The whole hate campaign against 'was' comes from the both the Passive Voice Rule and the Show, Don't Tell Rule - and there is some merit in the reasoning. Making the subject of the sentence the active element (doing the thing) rather than the passive (the thing is being done by them) does make that sentence more dynamic and help the reader to 'feel' the story more. The same principle applies when a subject performs an action that indicates an emotion (i.e. showing, with body language) than simply saying that subject 'was something' (i.e. 'Jane was angry' is telling.)

But here's the million-euro question: do readers care about that sort of thing as much as writers do?

To answer that question we need look no further than E.L. James' Fifty Shades trilogy, because it's easy to forget that, actually, it wasn't always branded the epitome of bad writing. When it first hit the (virtual) bookshelves it was a massive hit, and people were raving about it. Celebrities were happy to be seen - even photographed - reading it, and it turned Ms. James into a millionaire almost overnight.

And who was responsible for its initial, runaway success? Readers. As in, people whose first priority when choosing a book for themselves is a darn good story, not how 'well-written' a book is. It's only when the writer-readers - i.e. people who also wrote books themselves or aspired to - bought the book (perhaps to try and figure out what the heck the magic formula was for such phenomenal success) that the tide began to turn against it. Yes, it does break a lot of the 'Rules of Good Writing' and breaks them with repeated (very repeated) impunity. It's easy to see why legions of writer-readers who've spent years honing their craft and beating their writing into shape according to all these golden Writing Rules would regard Fifty Shades as a slap in the face to all that hard work and dedication. Especially when that 'badly-written' thing sells a million gazillion copies, gets made into a movie, has the whole world talking about it for years to come...

E.L. James isn't even alone in being ridiculed for her writing style. Stephanie Meyer and Dan Brown are regularly labelled 'bad writers' too - in spite of also writing multiple bestsellers and having millions of reader fans. Heck, even J.K. Rowling gets picked on for her love of adverbs. But what they all have in common is the ability to tell a story in a way that hooks their readers in and keeps them turning the pages. And that's not achieved by obeying all the Writing Rules designed to make your prose technically brilliant - it's a different kind of magic altogether.

Or maybe it isn't 'magic' at all.

Maybe what those best-selling 'bad writers' are doing is simply writing their stories with slightly different priorities to the 'Great Writers.' Perhaps for them, the story comes first, and the 'quality' of the writing comes second.
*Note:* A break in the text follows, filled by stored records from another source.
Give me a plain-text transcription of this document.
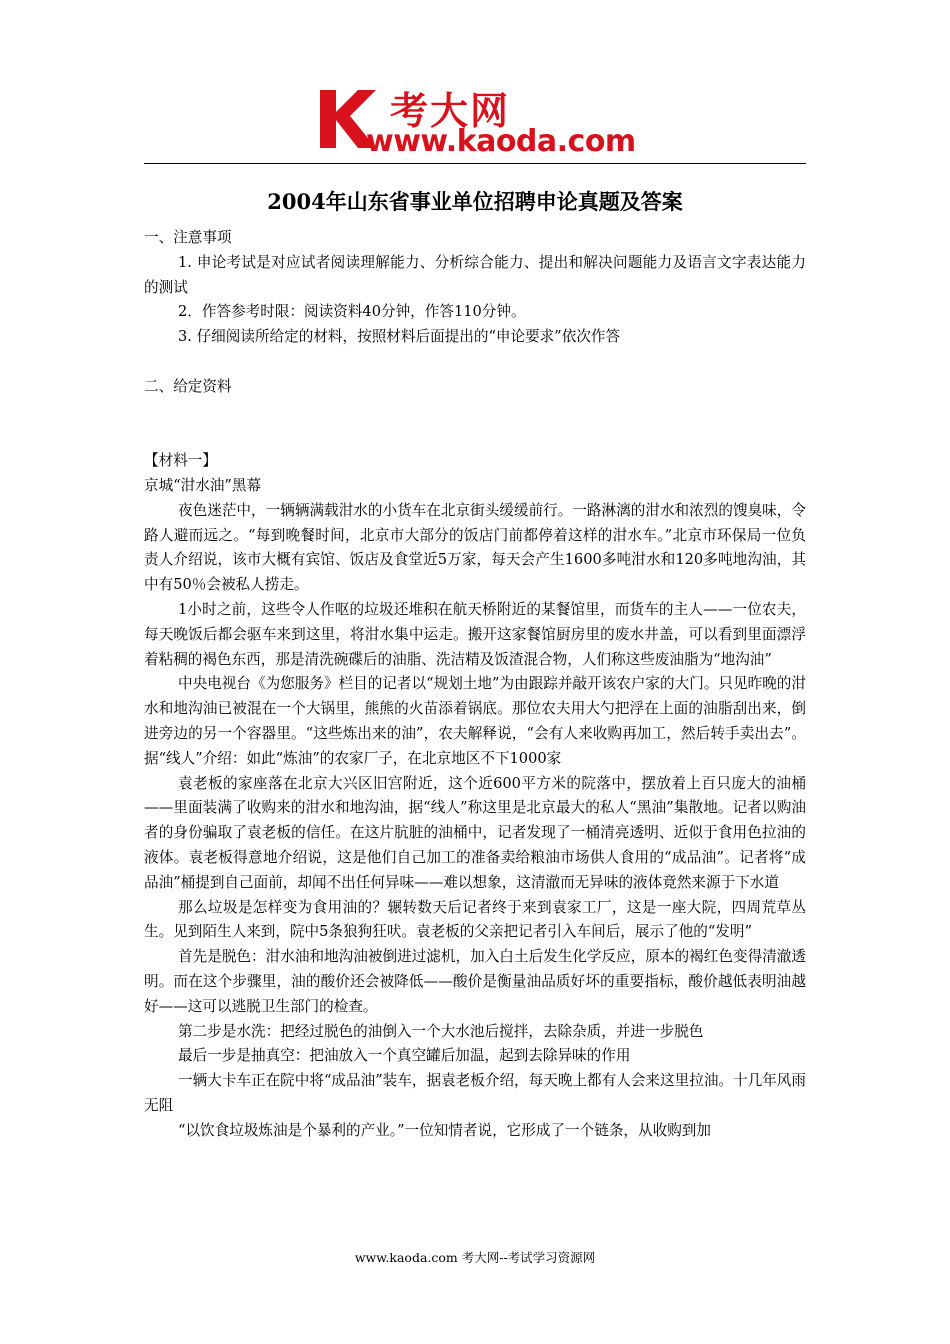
考大网
www.kaoda.com
2004年山东省事业单位招聘申论真题及答案

一、注意事项

1. 申论考试是对应试者阅读理解能力、分析综合能力、提出和解决问题能力及语言文字表达能力的测试

2．作答参考时限：阅读资料40分钟，作答110分钟。

3. 仔细阅读所给定的材料，按照材料后面提出的“申论要求”依次作答

二、给定资料

【材料一】

京城“泔水油”黑幕

夜色迷茫中，一辆辆满载泔水的小货车在北京街头缓缓前行。一路淋漓的泔水和浓烈的馊臭味，令路人避而远之。“每到晚餐时间，北京市大部分的饭店门前都停着这样的泔水车。”北京市环保局一位负责人介绍说，该市大概有宾馆、饭店及食堂近5万家，每天会产生1600多吨泔水和120多吨地沟油，其中有50％会被私人捞走。

1小时之前，这些令人作呕的垃圾还堆积在航天桥附近的某餐馆里，而货车的主人——一位农夫，每天晚饭后都会驱车来到这里，将泔水集中运走。搬开这家餐馆厨房里的废水井盖，可以看到里面漂浮着粘稠的褐色东西，那是清洗碗碟后的油脂、洗洁精及饭渣混合物，人们称这些废油脂为“地沟油”

中央电视台《为您服务》栏目的记者以“规划土地”为由跟踪并敲开该农户家的大门。只见昨晚的泔水和地沟油已被混在一个大锅里，熊熊的火苗添着锅底。那位农夫用大勺把浮在上面的油脂刮出来，倒进旁边的另一个容器里。“这些炼出来的油”，农夫解释说，“会有人来收购再加工，然后转手卖出去”。据“线人”介绍：如此“炼油”的农家厂子，在北京地区不下1000家

袁老板的家座落在北京大兴区旧宫附近，这个近600平方米的院落中，摆放着上百只庞大的油桶——里面装满了收购来的泔水和地沟油，据“线人”称这里是北京最大的私人“黑油”集散地。记者以购油者的身份骗取了袁老板的信任。在这片肮脏的油桶中，记者发现了一桶清亮透明、近似于食用色拉油的液体。袁老板得意地介绍说，这是他们自己加工的准备卖给粮油市场供人食用的“成品油”。记者将“成品油”桶提到自己面前，却闻不出任何异味——难以想象，这清澈而无异味的液体竟然来源于下水道

那么垃圾是怎样变为食用油的？辗转数天后记者终于来到袁家工厂，这是一座大院，四周荒草丛生。见到陌生人来到，院中5条狼狗狂吠。袁老板的父亲把记者引入车间后，展示了他的“发明”

首先是脱色：泔水油和地沟油被倒进过滤机，加入白土后发生化学反应，原本的褐红色变得清澈透明。而在这个步骤里，油的酸价还会被降低——酸价是衡量油品质好坏的重要指标，酸价越低表明油越好——这可以逃脱卫生部门的检查。

第二步是水洗：把经过脱色的油倒入一个大水池后搅拌，去除杂质，并进一步脱色

最后一步是抽真空：把油放入一个真空罐后加温，起到去除异味的作用

一辆大卡车正在院中将“成品油”装车，据袁老板介绍，每天晚上都有人会来这里拉油。十几年风雨无阻

“以饮食垃圾炼油是个暴利的产业。”一位知情者说，它形成了一个链条，从收购到加

www.kaoda.com 考大网--考试学习资源网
Sometimes, using passive voice is the only way to show a protagonist's feelings of powerlessness in a scene. Sometimes giving your readers a brief summary of certain events (telling) is preferable to making them metaphorically sit through every trivial detail (showing.) And sometimes a well-chosen adverb can add just the right flavour to an ordinary verb, in a way that reaching for the rare and beautiful Super-Verb can't. By all means make use of the Writing Rules - but never sacrifice clarity to do so. Say what you mean to say, in order to tell the story you mean to tell - even if that requires you to break out the 'was'-es  and 'ly'-words.

Story first, writing to impress other writers second. That's how to craft a bestseller.